TanStack npm Compromise: A Postmortem Report
- TanStack’s npm packages were compromised due to a supply-chain attack.
- The attacker used a dead-man’s switch to delete user files if the token was revoked.
- npm’s security policies and GitHub’s trust model are being questioned.
The Buzz Score
The Internet’s Verdict: 70% Hyped, 30% Skeptical
Forum Voices
Developers are expressing their concerns about the compromise and the security of npm packages.
Please be careful when revoking tokens. It looks like the payload installs a dead-man’s switch at ~/.local/bin/gh-token-monitor.sh as a systemd user service (Linux) / LaunchAgent com.user.gh-token-monitor(macOS). It polls api.github.com/user with the stolen token every 60s, and if the token is revoked (HTTP 40x), it runs rm -rf ~/.
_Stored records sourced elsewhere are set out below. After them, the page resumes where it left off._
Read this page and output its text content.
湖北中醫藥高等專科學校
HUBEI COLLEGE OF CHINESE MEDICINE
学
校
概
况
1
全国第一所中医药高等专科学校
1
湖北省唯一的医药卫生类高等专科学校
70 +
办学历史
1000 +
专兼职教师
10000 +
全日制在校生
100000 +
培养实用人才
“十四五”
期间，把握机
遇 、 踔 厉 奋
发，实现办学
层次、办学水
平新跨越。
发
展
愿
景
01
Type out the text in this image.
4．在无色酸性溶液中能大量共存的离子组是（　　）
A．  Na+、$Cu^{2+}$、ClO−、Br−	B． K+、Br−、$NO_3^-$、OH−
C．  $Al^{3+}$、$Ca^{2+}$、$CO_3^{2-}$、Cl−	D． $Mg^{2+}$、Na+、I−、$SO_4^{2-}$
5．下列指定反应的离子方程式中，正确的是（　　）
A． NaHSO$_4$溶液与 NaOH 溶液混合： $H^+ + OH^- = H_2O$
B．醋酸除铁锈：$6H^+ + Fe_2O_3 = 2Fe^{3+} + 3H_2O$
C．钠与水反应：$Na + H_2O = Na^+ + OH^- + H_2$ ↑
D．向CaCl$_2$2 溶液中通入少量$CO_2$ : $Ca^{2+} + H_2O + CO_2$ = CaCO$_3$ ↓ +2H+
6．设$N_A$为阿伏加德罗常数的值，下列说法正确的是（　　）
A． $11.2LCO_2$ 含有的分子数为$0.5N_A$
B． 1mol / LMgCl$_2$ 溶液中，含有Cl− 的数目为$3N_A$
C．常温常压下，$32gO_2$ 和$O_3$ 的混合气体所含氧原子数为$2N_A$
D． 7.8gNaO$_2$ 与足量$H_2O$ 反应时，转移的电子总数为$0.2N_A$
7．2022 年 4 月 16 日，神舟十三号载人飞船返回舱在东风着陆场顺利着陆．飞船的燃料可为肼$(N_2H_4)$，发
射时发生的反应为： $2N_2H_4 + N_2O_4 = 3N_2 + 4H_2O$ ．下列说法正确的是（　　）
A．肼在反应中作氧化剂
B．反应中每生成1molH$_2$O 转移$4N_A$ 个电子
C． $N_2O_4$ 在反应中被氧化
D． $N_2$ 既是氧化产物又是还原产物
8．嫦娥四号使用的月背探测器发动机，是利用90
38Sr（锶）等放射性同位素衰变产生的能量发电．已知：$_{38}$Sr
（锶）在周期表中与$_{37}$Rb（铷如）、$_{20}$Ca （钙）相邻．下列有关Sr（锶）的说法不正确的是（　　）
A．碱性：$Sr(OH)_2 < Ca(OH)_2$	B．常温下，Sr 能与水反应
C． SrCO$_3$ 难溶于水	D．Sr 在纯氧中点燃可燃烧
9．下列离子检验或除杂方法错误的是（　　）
Some developers are criticizing GitHub’s trust model and the use of postinstall scripts.
Postinstall scripts are deadly. Everyone should be using pnpm. Crazy that an ‘orphan’ commit pushed to a FORK(!) could trigger this (in npm clients). IMO GitHub deserves much of the blame here. A malicious fork’s commits are reachable via GitHub’s shared object storage at a URI indistinguishable from the legit repo. That is absolutely bonkers.
Conclusion
The TanStack npm compromise has raised concerns about the security of npm packages and the trust model of GitHub.